In Phil Spector, the facts and the evidence are overwhelmingly on Spector’s side, but Mirren faces a formidable challenge in getting a jury that represents the public in microcosm to ignore what their guts and the broad outlines of the case tell them: that this bizarre man with a history of violence and a clearly slippery grasp on reality must have committed the crime he has been accused of.
Phil Spector gets off to a very David Mamet start, with Mirren and fellow attorney Jeffrey Tambor slinging Mamet’s muscular, minimalist dialogue at each other as a form of interpersonal, conversational conflict before Mirren meets the film’s central monster in the form of the Lilliputian but formidable Spector, who emerges from the darkness with an epic monologue about the creation of Smokey Robinson and The Miracles’ “Abraham, Martin, And John”, a rant that segues nicely into Pacino-as-Spector’s favorite topic: the persecution of great minds and epic lives like his own by small-minded, petty people eager to see giants fall.

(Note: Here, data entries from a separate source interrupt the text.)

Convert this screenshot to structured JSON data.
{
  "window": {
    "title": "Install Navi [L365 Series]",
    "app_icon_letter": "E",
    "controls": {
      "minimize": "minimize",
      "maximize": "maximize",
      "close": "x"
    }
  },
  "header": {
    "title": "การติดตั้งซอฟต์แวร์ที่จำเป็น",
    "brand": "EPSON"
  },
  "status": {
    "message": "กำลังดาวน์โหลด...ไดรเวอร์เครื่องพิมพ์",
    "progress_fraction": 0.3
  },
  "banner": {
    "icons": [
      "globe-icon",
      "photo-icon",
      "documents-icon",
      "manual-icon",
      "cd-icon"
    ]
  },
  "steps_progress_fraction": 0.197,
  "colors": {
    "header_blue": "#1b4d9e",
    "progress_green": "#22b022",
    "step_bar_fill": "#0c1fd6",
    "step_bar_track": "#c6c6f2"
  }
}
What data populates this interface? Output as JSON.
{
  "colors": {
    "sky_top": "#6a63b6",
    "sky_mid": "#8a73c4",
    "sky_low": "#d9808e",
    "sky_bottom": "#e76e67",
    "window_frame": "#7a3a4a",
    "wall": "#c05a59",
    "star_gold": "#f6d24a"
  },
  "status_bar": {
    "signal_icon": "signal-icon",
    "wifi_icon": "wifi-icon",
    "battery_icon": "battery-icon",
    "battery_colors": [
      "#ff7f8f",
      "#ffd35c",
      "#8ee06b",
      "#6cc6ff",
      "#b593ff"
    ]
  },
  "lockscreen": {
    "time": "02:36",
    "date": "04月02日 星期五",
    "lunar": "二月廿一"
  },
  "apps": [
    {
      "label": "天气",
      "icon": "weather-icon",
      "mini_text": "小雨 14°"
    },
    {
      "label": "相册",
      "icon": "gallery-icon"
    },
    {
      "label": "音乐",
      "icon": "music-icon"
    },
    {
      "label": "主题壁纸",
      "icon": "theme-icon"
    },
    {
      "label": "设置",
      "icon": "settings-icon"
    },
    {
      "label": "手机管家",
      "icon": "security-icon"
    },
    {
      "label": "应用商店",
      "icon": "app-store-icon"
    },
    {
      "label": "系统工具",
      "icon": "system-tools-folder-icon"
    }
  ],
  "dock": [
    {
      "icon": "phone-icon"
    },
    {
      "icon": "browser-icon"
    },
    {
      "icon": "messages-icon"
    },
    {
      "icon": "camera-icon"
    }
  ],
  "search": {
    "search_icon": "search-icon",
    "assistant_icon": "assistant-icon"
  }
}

The practical-minded Mirren asks Pacino’s Spector for specific information that will help her win what she sees as a surprisingly strong case (if she can just overcome everyone’s conviction that the lunatic she’s representing is clearly guilty, she might just have a chance), but Spector is less interested in helping himself than he is in pontificating windily about his past and the glory he has been callously and coldly denied.
Pacino can be a terrible ham in his old age, but in the juicy part of Spector, the veteran thespian has found a larger-than-life icon that fits the grand theatricality that characterizes Pacino’s post-Scent Of A Woman performances. A desperate longing for bigness and significance proves the defining characteristic of Pacino’s Spector here, as well as his undoing. Pacino’s Spector seems intent on claiming the cultural significance and the spotlight he feels the world has brutally denied him, even if it means becoming the freak and murderer of the public imagination. In Phil Spector, the title character would rather be a monster and a freak-show than be ignored, even if that means spending the rest of a very curious life behind bars.
As a producer and songwriter, Spector specialized in big, white-hot emotions, in transforming the drama and romance of adolescent life into timeless, universal pop songcraft, but Mamet’s coldly methodical film approaches Spector’s trial and psychological and legal undoing with a sense of chilly detachment that’s distancing but ultimately compelling. Mamet treats Spector with morbid fascination more than empathy, like a majestic but strange butterfly he can put behind glass and display but never truly understand.